Inquest, which is working with Ms Bennett’s family, said that despite receiving a summons from the coroner, Mr Lawrence failed to attend and disclose crucial evidence at the inquest into her death.
On 1 May HM assistant coroner John Taylor fined Mr Lawrence £600 and referred his absence to the police and Crown Prosecution Service, who then charged him with withholding evidence/documentation in relation to a coroner’s inquest, contrary to schedule 6 of the Coroners and Justice Act 2009.
He attended a court hearing on 16 August and is due to be sentenced on 27 August, the BBC has reported.
The inquest jury in February 2019 found that neglect contributed to Ms Bennett’s self-inflicted death, which occurred in 2016, after the Care Quality Commission (CQC) assessed the home as ‘inadequate’

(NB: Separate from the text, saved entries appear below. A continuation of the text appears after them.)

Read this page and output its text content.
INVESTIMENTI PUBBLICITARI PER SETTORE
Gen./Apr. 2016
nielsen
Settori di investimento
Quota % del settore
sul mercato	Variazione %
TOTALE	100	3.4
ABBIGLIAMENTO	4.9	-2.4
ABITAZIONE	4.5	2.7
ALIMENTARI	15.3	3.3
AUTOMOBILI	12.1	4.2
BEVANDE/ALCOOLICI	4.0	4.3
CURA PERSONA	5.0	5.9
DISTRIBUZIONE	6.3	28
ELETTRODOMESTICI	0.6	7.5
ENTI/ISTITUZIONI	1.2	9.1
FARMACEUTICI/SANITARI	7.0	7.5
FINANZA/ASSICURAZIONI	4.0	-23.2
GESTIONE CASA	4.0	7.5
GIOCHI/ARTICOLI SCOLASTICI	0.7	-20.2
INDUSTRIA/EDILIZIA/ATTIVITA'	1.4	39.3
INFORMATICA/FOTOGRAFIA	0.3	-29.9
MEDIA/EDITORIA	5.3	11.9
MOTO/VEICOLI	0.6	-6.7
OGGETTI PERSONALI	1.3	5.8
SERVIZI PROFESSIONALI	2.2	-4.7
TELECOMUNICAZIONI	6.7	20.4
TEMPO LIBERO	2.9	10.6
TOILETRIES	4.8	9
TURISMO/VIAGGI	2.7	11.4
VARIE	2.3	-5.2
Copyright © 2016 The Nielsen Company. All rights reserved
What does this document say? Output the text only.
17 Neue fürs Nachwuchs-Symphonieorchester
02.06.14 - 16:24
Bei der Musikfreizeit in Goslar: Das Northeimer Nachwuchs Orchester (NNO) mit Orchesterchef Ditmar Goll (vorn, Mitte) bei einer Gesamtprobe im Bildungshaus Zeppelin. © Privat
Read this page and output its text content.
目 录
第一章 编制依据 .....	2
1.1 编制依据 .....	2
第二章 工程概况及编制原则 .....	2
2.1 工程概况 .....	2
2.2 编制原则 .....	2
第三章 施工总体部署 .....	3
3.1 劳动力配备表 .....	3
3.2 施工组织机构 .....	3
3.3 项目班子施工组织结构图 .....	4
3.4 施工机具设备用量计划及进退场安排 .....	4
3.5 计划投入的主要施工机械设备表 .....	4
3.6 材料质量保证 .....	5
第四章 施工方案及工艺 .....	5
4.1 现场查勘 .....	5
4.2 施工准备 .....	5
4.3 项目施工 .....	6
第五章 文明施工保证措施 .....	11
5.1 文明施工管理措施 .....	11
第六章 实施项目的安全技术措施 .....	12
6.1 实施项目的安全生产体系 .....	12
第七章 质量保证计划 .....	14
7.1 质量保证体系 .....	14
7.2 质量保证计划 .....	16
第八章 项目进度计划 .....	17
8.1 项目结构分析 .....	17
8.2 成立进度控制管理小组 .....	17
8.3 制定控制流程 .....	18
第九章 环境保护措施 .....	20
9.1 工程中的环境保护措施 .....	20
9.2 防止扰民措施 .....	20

Inquest director Deborah Coles said: “Inquests play a vital role in scrutinising the circumstances of preventable deaths like Sophie’s. A full and fair hearing enables the coroner to do their job. As such it is essential that those involved in providing care attend and give the necessary evidence.
“We welcome the coroner’s robust response to the failure of Duncan Lawrence to turn up and speak for his actions. This subsequent prosecution is an unprecedented step which we hope will lead to accountability in this case, as well as sending a wider message about the importance of exercising candour and openness following a death.”